Quoted for truth. the 9xx series P4's were actually very good indeed and they even buried AMD CPUs for computationally intensive tasks, they just weren't that great for gaming.
Not really, they buried AMD cpus in synthetic memory bandwidth benchmarks when highly overclocked. It's true they were better performing that AthlonXP, the 32bit AMD processor, but northwood clocked at 2.4Ghz pretty much out performed the best AthlonXP processors at stock speeds. But Athlon64 crushed P4 clock for clock, and in most cases the lower clocked Athlon64's out performed even the highest clocked P4's in both gaming, and pure number crunching power. There was pretty much nothing in the real world that a P4 could do better than an Athlon64.
Intel didnt switch from the Netburst architecture to NGMA just for the gamers, it was to address a serious lack of computing power that the P4 suffered from. There is virtually nothing that a Core 2 Duo does worse than a P4 (apart from synthetic memory bandwidth tests), and the C2D does it at a fraction of the P4's clock speed.
As clock speeds go up on Phenom, and C2D, the old P4 Netburst architecture will only look worse and worse. To match the performance of a 3.2Ghz Core2 the poor old P4 would need to be close to 6.4Ghz! and probably drawing 250+ watts!. And thats not counting the fact that the first leaked info about the next Core processor (Nehalem) indicates another large jump in performance.
I would have thought a motherboard/cpu swap would be worth considering. Its a pitty the OP's friend just bought ram and graphics, as it will make the selection of motherboards very very limited. But there are a few MATX boards with AGP/DDR that support Core2 Duo.

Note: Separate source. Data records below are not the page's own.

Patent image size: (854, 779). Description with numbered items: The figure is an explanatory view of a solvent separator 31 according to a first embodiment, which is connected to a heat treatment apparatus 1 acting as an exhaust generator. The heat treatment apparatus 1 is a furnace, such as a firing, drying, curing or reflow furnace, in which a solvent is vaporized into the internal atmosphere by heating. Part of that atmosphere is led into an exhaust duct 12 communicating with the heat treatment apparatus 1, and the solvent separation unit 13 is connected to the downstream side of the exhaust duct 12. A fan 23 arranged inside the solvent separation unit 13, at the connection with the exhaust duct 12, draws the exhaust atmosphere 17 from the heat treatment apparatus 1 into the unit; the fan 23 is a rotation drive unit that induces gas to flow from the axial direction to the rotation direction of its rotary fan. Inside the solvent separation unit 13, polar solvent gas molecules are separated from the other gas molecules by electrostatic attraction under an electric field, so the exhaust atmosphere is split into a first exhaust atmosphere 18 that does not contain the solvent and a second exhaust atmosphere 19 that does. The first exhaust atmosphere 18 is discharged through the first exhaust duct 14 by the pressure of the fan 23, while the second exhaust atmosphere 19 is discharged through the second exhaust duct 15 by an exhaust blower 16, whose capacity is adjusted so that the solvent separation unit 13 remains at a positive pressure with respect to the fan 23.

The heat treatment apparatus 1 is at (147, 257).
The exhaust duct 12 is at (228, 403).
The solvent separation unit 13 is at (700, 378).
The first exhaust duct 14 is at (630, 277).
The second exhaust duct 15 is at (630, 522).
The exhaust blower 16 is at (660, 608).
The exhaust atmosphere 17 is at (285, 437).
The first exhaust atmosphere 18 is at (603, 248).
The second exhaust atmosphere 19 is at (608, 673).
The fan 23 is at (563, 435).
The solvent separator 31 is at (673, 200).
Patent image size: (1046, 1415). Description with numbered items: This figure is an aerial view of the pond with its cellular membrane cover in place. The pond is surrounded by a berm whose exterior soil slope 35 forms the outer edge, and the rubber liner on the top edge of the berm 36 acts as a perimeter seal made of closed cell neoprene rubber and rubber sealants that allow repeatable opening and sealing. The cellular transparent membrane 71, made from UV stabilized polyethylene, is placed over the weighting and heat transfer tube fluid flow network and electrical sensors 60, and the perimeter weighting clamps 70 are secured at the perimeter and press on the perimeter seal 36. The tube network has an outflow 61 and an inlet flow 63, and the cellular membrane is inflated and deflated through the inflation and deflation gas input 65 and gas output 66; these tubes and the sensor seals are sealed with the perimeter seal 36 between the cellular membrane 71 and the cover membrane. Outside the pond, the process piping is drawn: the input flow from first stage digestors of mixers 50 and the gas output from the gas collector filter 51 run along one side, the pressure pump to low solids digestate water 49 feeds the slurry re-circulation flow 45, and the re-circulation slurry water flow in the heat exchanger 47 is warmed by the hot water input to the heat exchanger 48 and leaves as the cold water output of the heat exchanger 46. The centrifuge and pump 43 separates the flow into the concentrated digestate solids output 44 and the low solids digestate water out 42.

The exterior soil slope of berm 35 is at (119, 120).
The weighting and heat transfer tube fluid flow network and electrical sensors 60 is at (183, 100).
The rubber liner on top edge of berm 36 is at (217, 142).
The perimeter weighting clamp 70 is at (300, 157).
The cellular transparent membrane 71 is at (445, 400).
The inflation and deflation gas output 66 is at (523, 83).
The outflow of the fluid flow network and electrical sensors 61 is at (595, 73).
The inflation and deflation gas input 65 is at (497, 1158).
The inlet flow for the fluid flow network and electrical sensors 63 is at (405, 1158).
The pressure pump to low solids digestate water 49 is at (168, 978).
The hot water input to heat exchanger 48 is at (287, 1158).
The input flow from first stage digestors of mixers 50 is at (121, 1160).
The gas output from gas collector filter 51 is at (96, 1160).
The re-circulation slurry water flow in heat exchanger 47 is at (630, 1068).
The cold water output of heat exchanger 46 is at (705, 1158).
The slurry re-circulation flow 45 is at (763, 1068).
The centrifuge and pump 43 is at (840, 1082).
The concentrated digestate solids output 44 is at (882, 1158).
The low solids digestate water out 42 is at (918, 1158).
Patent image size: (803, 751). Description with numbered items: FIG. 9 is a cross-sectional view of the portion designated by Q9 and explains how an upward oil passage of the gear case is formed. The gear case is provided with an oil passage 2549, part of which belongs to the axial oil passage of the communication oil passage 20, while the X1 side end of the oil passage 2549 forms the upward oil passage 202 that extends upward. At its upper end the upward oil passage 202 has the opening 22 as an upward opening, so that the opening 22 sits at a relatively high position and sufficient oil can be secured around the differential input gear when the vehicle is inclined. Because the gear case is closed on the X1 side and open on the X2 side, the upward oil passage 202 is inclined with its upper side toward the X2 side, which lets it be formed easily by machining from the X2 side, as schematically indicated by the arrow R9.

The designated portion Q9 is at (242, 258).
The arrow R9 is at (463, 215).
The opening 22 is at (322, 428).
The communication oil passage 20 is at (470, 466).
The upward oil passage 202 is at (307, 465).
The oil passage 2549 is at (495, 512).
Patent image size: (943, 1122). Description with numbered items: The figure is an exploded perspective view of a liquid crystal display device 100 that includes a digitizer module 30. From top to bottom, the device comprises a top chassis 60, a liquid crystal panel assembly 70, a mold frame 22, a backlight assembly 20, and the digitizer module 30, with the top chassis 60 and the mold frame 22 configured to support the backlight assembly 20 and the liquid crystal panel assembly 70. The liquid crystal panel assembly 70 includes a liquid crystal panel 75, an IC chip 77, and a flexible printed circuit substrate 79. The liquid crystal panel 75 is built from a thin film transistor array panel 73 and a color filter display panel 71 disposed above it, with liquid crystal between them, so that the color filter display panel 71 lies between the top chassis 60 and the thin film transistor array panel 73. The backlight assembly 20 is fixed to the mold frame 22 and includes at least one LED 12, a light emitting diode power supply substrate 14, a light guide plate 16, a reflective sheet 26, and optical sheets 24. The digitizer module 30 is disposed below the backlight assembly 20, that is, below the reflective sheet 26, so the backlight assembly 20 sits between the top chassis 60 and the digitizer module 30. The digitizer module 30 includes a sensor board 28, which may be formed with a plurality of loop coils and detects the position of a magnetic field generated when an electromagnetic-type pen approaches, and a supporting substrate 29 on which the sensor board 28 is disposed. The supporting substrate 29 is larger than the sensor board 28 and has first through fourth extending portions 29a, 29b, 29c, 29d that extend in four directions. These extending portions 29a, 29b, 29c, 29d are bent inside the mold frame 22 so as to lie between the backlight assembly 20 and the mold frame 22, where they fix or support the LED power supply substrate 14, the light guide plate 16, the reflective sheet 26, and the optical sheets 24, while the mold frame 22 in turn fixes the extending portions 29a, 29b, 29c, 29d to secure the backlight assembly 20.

The biggest reason why Intel were not much farther behind AMD, was because they managed the impressive (at the time) 3.73Ghz P4's. But considering a 2.2Ghz Athlon64 could beat them just shows how far behind AMD they really were. But those 3.73Ghz P4's were power hungry hot monsters, far less impressive than the Athlon64's.
Matt's probably right about encoding, but only just. Not sure what version of SSE the P4 and Athlon64 have, but on well programmed software that is coded for SSE, and has very few branches the P4 did "ok". But still clock for clock, and performance per watt it was a dead end technology.